Artikel IV. Die Räumung von deutsch besetzten Gebieten (vgl. die eben genannte Karte) wurde im deutsch-russischen Ergänzungsvertrag vom 27. August 1918 festgelegt.
Artikel V. Die alte zarische Armee war zwar zusammengebrochen; Trockij als Volkskommissar für Kriegswesen begann aber schon im Februar 1918 mit der Aufstellung der Roten Armee, für die er zahlreiche zarische Offiziere rekrutierte. Über die Verwendung der russischen Schwarzmeerflotte kam es im Sommer 1918 zu Auseinandersetzungen sowohl zwischen Deutschland und Rußland als auch zwischen der deutschen Obersten Heeresleitung und dem deutschen Admiralstab. Das Gros der russischen Schiffe, das sich von Sevastopol nach Novorossijsk abgesetzt hatte, wurde dort auf Befehl Lenins am 18. Juni 1918 versenkt. Der kleinere Teil verblieb in deutschen Händen in Sevastopol.
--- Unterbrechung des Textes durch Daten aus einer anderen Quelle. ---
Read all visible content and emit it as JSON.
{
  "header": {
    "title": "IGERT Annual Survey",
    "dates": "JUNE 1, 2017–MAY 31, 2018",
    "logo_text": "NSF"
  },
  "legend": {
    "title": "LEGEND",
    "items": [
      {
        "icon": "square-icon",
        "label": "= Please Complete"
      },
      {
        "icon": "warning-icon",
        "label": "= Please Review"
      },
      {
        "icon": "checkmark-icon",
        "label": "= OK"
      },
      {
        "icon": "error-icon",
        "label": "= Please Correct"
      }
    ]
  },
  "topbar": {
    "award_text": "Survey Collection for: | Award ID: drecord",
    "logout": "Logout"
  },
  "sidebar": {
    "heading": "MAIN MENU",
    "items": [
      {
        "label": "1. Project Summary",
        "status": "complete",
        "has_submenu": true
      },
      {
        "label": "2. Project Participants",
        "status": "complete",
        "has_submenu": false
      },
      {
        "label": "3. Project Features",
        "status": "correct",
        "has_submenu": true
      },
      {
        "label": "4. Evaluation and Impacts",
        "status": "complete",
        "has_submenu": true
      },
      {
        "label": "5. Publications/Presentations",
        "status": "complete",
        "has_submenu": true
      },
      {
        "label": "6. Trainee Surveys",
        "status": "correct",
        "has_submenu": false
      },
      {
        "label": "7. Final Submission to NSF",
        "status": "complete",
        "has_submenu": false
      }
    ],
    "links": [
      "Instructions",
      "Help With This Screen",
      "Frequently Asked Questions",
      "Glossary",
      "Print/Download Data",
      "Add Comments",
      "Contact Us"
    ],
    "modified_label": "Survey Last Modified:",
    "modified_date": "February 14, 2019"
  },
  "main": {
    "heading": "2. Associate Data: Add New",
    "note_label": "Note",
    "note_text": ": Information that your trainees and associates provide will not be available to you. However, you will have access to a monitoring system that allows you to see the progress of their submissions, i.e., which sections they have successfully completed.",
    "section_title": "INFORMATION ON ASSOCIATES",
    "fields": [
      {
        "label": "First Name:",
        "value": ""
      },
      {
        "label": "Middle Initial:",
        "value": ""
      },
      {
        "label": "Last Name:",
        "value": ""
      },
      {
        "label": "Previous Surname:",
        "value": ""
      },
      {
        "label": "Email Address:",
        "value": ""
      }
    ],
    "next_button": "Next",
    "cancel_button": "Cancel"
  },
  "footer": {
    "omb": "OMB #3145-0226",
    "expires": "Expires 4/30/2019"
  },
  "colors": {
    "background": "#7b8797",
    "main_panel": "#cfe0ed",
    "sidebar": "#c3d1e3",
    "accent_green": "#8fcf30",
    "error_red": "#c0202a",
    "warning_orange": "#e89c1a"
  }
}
Artikel VI. Die Ukraine blieb bis zum Kriegsende ein Staat von Deutschlands Gnaden. Die im Mai 1918 zwischen der Ukraine und Sowjetrußland begonnenen Friedensverhandlungen führten zu keinem Ergebnis. In Finnland war bereits mit deutscher Unterstützung ein unabhängiger Staat ausgerufen worden. In den Auseinandersetzungen zwischen "weißen" und "roten" Truppen obsiegten die Weißen; Finnland konnte seine Unabhängigkeit behaupten.
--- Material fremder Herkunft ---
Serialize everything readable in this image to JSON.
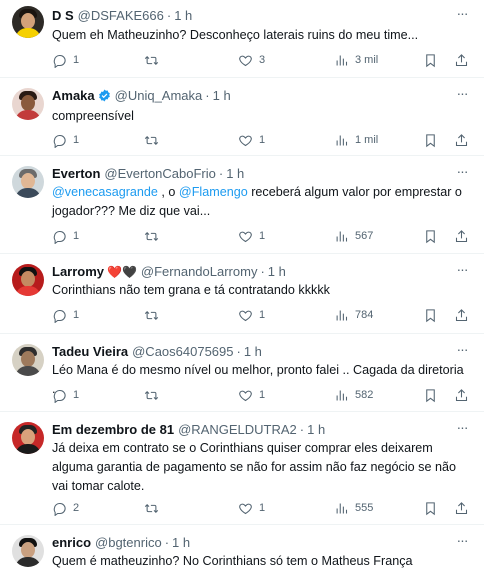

Artikel VIII - XII. Diese Artikel wurden in einer weiteren Anlage zum Brester Vertrag, in einem Schlußprotokoll und in einem Zusatzvertrag vom 3. März 1918 spezifiziert (Deutsch-sowjetische Beziehungen/1967).
Artikel XIV. Der Brester Vertrag wurde am 15. März durch den 4. gesamtrussischen Rätekongreß und am 26. März von Kaiser Wilhelm (nachdem der Deutsche Reichstag ihm am 22. März zugestimmt hatte) ratifiziert.